Executive Director, Evan Rolley, said the plywood plant, which has an installed capacity of 36,000 cubic metres a year, will be sourcing timber from private growers.
“As we build the production capacity we’ll be looking to go to private growers, private landholders on the north-west coast, who have either hardwood or softwood timber available for sale,” he said.
“We’ll be seeking to make additional purchases from them to respond to the build in the market and demand for the product.”
The company’s major source of timber is native growth logs through its Forestry Tasmania contracts, which feed into its veneer plants in Smithton and the Huon Valley.
Mr Rolley said Ta Ann would be able to offer competitive prices when compared with other companies in the state sourcing timber for the pulp market.
“The big difference is that we’ve got a value-added product, there’s quite a difference, there’s a premium to be paid in relation to using wood in a plywood mill than compared to log that’s going for woodchip exports,” he said.

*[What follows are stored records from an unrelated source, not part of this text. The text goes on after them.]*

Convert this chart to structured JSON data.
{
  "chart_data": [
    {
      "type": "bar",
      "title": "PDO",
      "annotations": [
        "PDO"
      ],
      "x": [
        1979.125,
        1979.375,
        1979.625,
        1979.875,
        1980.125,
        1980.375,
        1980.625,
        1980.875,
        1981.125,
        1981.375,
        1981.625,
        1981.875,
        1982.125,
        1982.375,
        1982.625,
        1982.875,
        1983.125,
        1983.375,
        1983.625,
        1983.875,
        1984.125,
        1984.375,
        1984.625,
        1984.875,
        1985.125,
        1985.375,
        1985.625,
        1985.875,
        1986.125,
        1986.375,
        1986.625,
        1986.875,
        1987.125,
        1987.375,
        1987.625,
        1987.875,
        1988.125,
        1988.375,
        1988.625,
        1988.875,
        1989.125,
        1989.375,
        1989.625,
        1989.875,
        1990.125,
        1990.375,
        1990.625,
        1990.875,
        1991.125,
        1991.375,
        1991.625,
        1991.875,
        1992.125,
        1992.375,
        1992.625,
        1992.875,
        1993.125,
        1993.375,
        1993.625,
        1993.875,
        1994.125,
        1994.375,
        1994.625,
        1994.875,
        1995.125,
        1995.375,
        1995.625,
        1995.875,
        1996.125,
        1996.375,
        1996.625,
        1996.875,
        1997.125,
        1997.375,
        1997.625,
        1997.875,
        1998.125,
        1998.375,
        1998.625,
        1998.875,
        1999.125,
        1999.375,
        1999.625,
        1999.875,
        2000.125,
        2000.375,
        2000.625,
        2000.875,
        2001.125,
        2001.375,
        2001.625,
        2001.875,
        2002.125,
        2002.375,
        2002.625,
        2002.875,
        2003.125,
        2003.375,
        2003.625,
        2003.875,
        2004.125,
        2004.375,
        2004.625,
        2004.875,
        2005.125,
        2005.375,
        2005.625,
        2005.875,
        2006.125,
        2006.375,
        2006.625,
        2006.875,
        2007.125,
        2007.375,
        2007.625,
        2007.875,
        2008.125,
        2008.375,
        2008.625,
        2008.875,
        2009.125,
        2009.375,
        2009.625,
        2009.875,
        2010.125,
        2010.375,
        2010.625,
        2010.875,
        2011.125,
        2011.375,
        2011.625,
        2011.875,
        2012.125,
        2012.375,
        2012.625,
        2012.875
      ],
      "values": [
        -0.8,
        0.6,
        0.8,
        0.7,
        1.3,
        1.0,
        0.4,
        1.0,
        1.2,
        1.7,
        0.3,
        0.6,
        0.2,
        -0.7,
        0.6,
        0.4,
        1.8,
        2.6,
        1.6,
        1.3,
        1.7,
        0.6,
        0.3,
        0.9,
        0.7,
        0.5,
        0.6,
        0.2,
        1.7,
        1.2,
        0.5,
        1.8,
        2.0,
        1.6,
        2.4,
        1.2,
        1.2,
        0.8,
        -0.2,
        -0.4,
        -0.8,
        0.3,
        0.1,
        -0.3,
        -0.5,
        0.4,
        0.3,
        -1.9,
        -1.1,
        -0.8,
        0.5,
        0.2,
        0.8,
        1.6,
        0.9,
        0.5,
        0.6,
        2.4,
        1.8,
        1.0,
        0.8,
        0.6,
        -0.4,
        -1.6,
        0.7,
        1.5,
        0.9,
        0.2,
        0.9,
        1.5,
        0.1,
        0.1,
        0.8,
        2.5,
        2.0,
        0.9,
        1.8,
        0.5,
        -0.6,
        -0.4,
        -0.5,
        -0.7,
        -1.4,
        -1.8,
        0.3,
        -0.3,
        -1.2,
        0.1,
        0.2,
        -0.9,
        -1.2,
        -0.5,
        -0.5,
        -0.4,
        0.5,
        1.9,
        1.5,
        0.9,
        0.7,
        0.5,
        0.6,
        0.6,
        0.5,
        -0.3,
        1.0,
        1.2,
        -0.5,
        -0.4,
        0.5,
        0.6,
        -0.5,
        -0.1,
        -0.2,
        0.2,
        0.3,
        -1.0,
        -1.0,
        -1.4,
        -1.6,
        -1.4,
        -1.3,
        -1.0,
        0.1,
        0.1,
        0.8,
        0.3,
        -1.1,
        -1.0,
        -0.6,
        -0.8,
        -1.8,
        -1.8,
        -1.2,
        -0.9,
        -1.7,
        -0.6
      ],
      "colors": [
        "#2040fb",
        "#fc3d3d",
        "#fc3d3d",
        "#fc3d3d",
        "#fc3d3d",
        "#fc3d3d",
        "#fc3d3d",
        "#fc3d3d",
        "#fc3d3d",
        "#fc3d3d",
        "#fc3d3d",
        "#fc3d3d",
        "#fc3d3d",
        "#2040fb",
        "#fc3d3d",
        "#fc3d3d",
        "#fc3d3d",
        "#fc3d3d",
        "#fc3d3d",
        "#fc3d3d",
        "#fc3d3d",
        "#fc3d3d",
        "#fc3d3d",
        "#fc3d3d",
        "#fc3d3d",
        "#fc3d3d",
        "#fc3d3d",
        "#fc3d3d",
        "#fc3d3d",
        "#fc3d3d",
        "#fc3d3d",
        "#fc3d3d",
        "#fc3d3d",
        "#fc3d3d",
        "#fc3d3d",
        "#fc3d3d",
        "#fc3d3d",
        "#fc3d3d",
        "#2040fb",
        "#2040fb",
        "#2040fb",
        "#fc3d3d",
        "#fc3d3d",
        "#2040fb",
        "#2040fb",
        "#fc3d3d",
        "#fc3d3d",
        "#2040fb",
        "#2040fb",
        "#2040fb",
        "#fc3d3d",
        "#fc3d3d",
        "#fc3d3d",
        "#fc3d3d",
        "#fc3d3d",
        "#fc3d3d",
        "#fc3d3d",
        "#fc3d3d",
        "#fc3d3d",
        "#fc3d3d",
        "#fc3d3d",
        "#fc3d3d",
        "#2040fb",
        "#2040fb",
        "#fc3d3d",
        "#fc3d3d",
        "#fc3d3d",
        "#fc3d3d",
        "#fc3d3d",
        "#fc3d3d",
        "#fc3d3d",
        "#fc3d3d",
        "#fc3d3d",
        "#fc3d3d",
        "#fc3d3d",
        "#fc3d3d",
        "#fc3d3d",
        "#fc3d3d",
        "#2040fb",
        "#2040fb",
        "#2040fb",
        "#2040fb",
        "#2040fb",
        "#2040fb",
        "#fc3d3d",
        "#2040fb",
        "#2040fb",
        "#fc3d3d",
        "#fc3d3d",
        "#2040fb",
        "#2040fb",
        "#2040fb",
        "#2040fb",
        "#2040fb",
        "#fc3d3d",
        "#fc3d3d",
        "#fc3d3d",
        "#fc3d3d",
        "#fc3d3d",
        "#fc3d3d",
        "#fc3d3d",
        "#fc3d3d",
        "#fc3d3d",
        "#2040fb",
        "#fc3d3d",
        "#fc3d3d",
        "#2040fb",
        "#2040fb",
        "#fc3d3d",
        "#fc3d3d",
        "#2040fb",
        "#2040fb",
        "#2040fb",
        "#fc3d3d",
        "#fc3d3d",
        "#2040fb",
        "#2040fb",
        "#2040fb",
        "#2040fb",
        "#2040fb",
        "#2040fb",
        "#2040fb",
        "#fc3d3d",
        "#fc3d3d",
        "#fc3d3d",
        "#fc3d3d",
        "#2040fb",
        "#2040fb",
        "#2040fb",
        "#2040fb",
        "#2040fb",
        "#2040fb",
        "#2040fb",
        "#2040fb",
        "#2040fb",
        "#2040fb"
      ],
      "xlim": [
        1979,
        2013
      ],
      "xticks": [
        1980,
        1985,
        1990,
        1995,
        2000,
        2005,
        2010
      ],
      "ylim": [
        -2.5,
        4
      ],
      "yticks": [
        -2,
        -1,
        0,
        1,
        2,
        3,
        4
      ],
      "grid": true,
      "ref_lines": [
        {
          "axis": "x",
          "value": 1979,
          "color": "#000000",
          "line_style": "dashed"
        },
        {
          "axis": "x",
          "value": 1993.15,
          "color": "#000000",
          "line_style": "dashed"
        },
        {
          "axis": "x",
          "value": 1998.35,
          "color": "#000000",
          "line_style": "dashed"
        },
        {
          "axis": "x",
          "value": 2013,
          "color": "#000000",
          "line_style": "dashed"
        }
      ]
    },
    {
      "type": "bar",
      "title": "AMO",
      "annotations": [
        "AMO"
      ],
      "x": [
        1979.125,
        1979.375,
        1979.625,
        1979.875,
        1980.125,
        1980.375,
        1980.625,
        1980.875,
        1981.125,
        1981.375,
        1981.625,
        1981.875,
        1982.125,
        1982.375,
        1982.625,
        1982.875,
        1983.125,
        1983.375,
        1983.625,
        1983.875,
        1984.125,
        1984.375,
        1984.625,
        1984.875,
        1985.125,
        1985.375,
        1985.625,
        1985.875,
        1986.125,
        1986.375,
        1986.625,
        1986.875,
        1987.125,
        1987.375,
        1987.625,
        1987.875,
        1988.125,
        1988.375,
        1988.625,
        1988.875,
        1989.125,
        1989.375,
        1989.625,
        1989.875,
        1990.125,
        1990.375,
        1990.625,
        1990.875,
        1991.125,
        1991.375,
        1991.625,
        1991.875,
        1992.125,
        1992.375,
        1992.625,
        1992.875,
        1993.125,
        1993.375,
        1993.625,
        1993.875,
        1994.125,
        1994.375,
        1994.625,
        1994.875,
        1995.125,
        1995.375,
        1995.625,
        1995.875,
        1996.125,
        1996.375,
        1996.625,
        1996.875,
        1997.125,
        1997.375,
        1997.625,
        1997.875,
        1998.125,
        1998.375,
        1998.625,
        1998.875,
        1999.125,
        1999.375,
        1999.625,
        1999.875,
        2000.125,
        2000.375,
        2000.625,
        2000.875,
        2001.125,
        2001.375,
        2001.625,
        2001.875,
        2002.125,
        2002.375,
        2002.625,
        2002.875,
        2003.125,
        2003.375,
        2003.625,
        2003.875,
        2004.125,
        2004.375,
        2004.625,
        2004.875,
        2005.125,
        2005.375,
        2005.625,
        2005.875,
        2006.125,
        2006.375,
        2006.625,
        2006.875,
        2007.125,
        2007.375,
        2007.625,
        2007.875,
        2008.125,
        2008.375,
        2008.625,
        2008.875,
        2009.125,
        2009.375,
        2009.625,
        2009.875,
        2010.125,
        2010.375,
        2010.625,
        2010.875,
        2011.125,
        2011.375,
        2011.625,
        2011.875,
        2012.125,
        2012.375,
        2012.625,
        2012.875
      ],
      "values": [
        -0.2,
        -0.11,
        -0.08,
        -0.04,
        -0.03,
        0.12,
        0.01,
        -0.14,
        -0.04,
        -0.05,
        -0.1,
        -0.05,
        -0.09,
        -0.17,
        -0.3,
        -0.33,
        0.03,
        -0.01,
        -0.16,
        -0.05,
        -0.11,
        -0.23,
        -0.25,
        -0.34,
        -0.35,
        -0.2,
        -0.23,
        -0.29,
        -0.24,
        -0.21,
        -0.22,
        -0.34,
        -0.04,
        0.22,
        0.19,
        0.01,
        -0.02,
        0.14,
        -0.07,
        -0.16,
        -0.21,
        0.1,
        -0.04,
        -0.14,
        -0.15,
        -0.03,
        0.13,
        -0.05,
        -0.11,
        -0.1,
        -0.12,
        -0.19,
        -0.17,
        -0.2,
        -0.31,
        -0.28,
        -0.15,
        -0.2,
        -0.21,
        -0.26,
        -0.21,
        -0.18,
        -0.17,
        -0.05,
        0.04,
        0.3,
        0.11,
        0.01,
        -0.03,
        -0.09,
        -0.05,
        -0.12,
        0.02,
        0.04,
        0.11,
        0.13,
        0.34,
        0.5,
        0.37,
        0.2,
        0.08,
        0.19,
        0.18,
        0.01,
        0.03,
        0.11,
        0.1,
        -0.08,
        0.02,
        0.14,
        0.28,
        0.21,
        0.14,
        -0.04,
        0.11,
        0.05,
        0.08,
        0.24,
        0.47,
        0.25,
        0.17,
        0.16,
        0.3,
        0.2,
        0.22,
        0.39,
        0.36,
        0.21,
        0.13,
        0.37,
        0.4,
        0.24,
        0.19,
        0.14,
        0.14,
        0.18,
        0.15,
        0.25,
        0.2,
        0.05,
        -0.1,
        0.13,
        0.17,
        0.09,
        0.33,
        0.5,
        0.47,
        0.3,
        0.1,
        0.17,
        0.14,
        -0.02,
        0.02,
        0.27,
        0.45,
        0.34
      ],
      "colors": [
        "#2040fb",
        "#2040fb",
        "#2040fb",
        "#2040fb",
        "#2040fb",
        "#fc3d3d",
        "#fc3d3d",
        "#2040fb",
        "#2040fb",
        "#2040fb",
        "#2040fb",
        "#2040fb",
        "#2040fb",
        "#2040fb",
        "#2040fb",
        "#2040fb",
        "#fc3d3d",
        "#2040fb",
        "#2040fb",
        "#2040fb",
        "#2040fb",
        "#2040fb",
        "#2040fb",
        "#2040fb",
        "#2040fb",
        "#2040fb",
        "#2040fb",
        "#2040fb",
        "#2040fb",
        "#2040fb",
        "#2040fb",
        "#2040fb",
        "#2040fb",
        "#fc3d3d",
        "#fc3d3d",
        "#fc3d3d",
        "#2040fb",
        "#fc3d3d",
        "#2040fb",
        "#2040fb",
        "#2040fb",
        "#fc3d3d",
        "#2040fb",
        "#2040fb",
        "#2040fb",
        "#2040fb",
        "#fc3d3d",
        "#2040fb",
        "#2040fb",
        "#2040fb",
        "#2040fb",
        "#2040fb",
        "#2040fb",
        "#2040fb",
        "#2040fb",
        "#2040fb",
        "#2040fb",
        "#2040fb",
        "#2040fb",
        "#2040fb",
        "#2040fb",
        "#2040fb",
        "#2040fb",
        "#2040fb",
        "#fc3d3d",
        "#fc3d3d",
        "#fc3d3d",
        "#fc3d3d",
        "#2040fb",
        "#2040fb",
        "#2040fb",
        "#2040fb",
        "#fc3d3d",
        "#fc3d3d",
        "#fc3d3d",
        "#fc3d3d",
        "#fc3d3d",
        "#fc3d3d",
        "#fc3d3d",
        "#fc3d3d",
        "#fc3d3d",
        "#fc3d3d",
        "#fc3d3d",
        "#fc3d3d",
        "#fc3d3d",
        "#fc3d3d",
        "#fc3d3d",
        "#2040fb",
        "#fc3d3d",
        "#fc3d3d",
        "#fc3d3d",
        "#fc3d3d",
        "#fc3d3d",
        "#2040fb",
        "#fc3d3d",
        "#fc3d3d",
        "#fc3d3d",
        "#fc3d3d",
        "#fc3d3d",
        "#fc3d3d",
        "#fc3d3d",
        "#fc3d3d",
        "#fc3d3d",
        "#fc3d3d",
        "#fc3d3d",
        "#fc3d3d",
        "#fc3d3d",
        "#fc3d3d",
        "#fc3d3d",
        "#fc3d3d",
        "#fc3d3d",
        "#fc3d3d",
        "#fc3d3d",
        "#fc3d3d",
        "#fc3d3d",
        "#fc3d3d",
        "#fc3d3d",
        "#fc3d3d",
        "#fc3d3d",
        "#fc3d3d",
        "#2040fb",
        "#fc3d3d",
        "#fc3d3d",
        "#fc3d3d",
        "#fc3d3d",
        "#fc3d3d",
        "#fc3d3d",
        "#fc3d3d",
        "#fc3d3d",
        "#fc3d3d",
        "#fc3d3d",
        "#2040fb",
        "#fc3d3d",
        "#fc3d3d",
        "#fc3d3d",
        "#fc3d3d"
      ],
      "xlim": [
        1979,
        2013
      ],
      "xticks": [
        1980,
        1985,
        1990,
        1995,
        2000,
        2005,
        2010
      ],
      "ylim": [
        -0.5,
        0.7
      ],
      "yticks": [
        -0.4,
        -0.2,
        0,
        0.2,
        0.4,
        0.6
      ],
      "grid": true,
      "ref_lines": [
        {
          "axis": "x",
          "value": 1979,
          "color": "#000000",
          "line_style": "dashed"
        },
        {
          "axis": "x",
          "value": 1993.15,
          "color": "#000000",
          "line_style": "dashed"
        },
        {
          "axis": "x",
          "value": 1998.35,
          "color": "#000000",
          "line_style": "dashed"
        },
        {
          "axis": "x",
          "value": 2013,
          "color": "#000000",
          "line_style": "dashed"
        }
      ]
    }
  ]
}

“Farmers who have got wood lots who have done some thinning and pruning in those woodlots, they are looking for the best possible return and we’ll be looking to speak to them about supplying our mill.”

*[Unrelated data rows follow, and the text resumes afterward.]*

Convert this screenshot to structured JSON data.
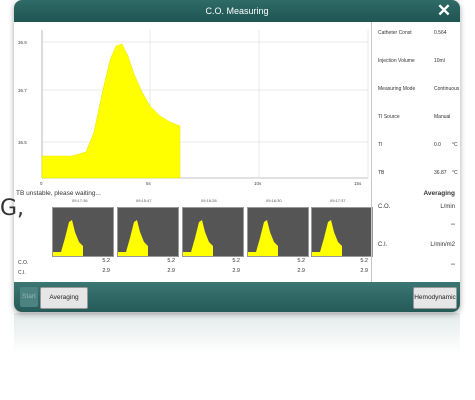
{
  "window": {
    "title": "C.O. Measuring",
    "close_icon": "close-icon"
  },
  "chart": {
    "y_ticks": [
      "36.9",
      "36.7",
      "36.5"
    ],
    "x_ticks": [
      "0",
      "5s",
      "10s",
      "15s"
    ],
    "curve_color": "#ffff00"
  },
  "params": {
    "catheter_const_label": "Catheter Const",
    "catheter_const_value": "0.564",
    "injection_volume_label": "Injection Volume",
    "injection_volume_value": "10ml",
    "measuring_mode_label": "Measuring Mode",
    "measuring_mode_value": "Continuous",
    "ti_source_label": "TI Source",
    "ti_source_value": "Manual",
    "ti_label": "TI",
    "ti_value": "0.0",
    "ti_unit": "°C",
    "tb_label": "TB",
    "tb_value": "36.87",
    "tb_unit": "°C"
  },
  "status_text": "TB unstable, please waiting...",
  "thumbs": [
    {
      "time": "09:17:36",
      "co": "5.2",
      "ci": "2.9"
    },
    {
      "time": "09:15:47",
      "co": "5.2",
      "ci": "2.9"
    },
    {
      "time": "09:16:28",
      "co": "5.2",
      "ci": "2.9"
    },
    {
      "time": "09:16:30",
      "co": "5.2",
      "ci": "2.9"
    },
    {
      "time": "09:17:37",
      "co": "5.2",
      "ci": "2.9"
    }
  ],
  "row_labels": {
    "co": "C.O.",
    "ci": "C.I."
  },
  "averaging": {
    "title": "Averaging",
    "co_label": "C.O.",
    "co_unit": "L/min",
    "co_value": "--",
    "ci_label": "C.I.",
    "ci_unit": "L/min/m2",
    "ci_value": "--"
  },
  "buttons": {
    "start": "Start",
    "averaging": "Averaging",
    "hemodynamic": "Hemodynamic"
  }
}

But Ta Ann has suffered financially since 2012 when environmental groups targeted its Japanese customers during the now-defunct forest peace deal negotiations.
Funding for the new plant came from the Commonwealth as part of the now defunct forest peace deal.

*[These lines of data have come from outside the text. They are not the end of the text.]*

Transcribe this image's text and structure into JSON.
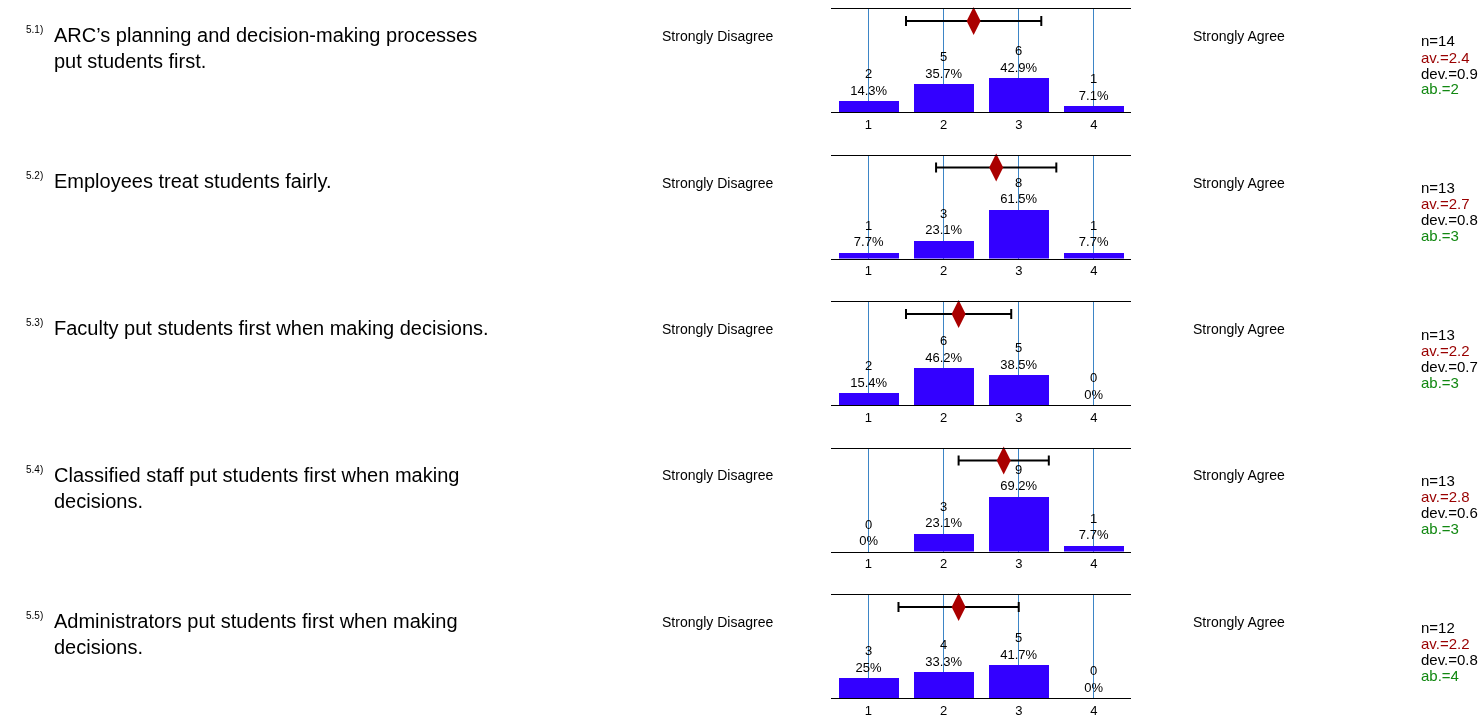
{
  "chart_data": [
    {
      "type": "bar",
      "annotations": [
        "5.1)",
        "Strongly Disagree",
        "Strongly Agree",
        "n=14",
        "av.=2.4",
        "dev.=0.9",
        "ab.=2",
        "ARC’s planning and decision-making processes\nput students first."
      ],
      "x": [
        1,
        2,
        3,
        4
      ],
      "xlim": [
        0.5,
        4.5
      ],
      "xticks": [
        1,
        2,
        3,
        4
      ],
      "ylim": [
        0,
        130
      ],
      "tick_labels": "x",
      "grid": "x",
      "legend": false,
      "series": [
        {
          "color": "#3300ff",
          "values": [
            14.3,
            35.7,
            42.9,
            7.1
          ],
          "value_labels": [
            "2\n14.3%",
            "5\n35.7%",
            "6\n42.9%",
            "1\n7.1%"
          ]
        },
        {
          "type": "scatter",
          "color": "#aa0000",
          "x": [
            2.4
          ],
          "values": [
            115
          ],
          "xerrors": [
            0.9
          ]
        }
      ]
    },
    {
      "type": "bar",
      "annotations": [
        "5.2)",
        "Strongly Disagree",
        "Strongly Agree",
        "n=13",
        "av.=2.7",
        "dev.=0.8",
        "ab.=3",
        "Employees treat students fairly."
      ],
      "x": [
        1,
        2,
        3,
        4
      ],
      "xlim": [
        0.5,
        4.5
      ],
      "xticks": [
        1,
        2,
        3,
        4
      ],
      "ylim": [
        0,
        130
      ],
      "tick_labels": "x",
      "grid": "x",
      "legend": false,
      "series": [
        {
          "color": "#3300ff",
          "values": [
            7.7,
            23.1,
            61.5,
            7.7
          ],
          "value_labels": [
            "1\n7.7%",
            "3\n23.1%",
            "8\n61.5%",
            "1\n7.7%"
          ]
        },
        {
          "type": "scatter",
          "color": "#aa0000",
          "x": [
            2.7
          ],
          "values": [
            115
          ],
          "xerrors": [
            0.8
          ]
        }
      ]
    },
    {
      "type": "bar",
      "annotations": [
        "5.3)",
        "Strongly Disagree",
        "Strongly Agree",
        "n=13",
        "av.=2.2",
        "dev.=0.7",
        "ab.=3",
        "Faculty put students first when making decisions."
      ],
      "x": [
        1,
        2,
        3,
        4
      ],
      "xlim": [
        0.5,
        4.5
      ],
      "xticks": [
        1,
        2,
        3,
        4
      ],
      "ylim": [
        0,
        130
      ],
      "tick_labels": "x",
      "grid": "x",
      "legend": false,
      "series": [
        {
          "color": "#3300ff",
          "values": [
            15.4,
            46.2,
            38.5,
            0
          ],
          "value_labels": [
            "2\n15.4%",
            "6\n46.2%",
            "5\n38.5%",
            "0\n0%"
          ]
        },
        {
          "type": "scatter",
          "color": "#aa0000",
          "x": [
            2.2
          ],
          "values": [
            115
          ],
          "xerrors": [
            0.7
          ]
        }
      ]
    },
    {
      "type": "bar",
      "annotations": [
        "5.4)",
        "Strongly Disagree",
        "Strongly Agree",
        "n=13",
        "av.=2.8",
        "dev.=0.6",
        "ab.=3",
        "Classified staff put students first when making\ndecisions."
      ],
      "x": [
        1,
        2,
        3,
        4
      ],
      "xlim": [
        0.5,
        4.5
      ],
      "xticks": [
        1,
        2,
        3,
        4
      ],
      "ylim": [
        0,
        130
      ],
      "tick_labels": "x",
      "grid": "x",
      "legend": false,
      "series": [
        {
          "color": "#3300ff",
          "values": [
            0,
            23.1,
            69.2,
            7.7
          ],
          "value_labels": [
            "0\n0%",
            "3\n23.1%",
            "9\n69.2%",
            "1\n7.7%"
          ]
        },
        {
          "type": "scatter",
          "color": "#aa0000",
          "x": [
            2.8
          ],
          "values": [
            115
          ],
          "xerrors": [
            0.6
          ]
        }
      ]
    },
    {
      "type": "bar",
      "annotations": [
        "5.5)",
        "Strongly Disagree",
        "Strongly Agree",
        "n=12",
        "av.=2.2",
        "dev.=0.8",
        "ab.=4",
        "Administrators put students first when making\ndecisions."
      ],
      "x": [
        1,
        2,
        3,
        4
      ],
      "xlim": [
        0.5,
        4.5
      ],
      "xticks": [
        1,
        2,
        3,
        4
      ],
      "ylim": [
        0,
        130
      ],
      "tick_labels": "x",
      "grid": "x",
      "legend": false,
      "series": [
        {
          "color": "#3300ff",
          "values": [
            25,
            33.3,
            41.7,
            0
          ],
          "value_labels": [
            "3\n25%",
            "4\n33.3%",
            "5\n41.7%",
            "0\n0%"
          ]
        },
        {
          "type": "scatter",
          "color": "#aa0000",
          "x": [
            2.2
          ],
          "values": [
            115
          ],
          "xerrors": [
            0.8
          ]
        }
      ]
    }
  ]
}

When at full production the company claims the Smithton plywood plant will inject $40 million a year into the local economy.
Mr Rolley said the company is on its way to profitability and has regained about 15% to 20% of its major Japanese customers.
“Since we’ve stabilised the business, since we’ve put into place the agreement about our wood supply, we’re returning the company step by step to full profitability,” he said.
“This mill will add to that and give us diversity in our market, we’ll not only have our Japanese market which has been the underlying market for the longer term for the two veneer mills.
“But we’ll add to that an Australian market, so we’ll be diversifying not only our products but our markets.”
The Bob Brown Foundation said that environmental fight is far from over.
The conservation group claims taxpayer money is being used to log contentious forests that will feed a plywood mill in northwest Tasmania.
The Foundation’s Jenny Weber said that 400 hectares of high conservation value forests in the Tarkine region have been earmarked for Ta Ann to use in the next three years.
“Furthermore we’re concerned that logging on Bruny Island, in the southern forests of Tasmania, in high conservation forests across Tasmania, will be put through the southern forests mill and then transported up to the north-west to be made into plywood,” she said.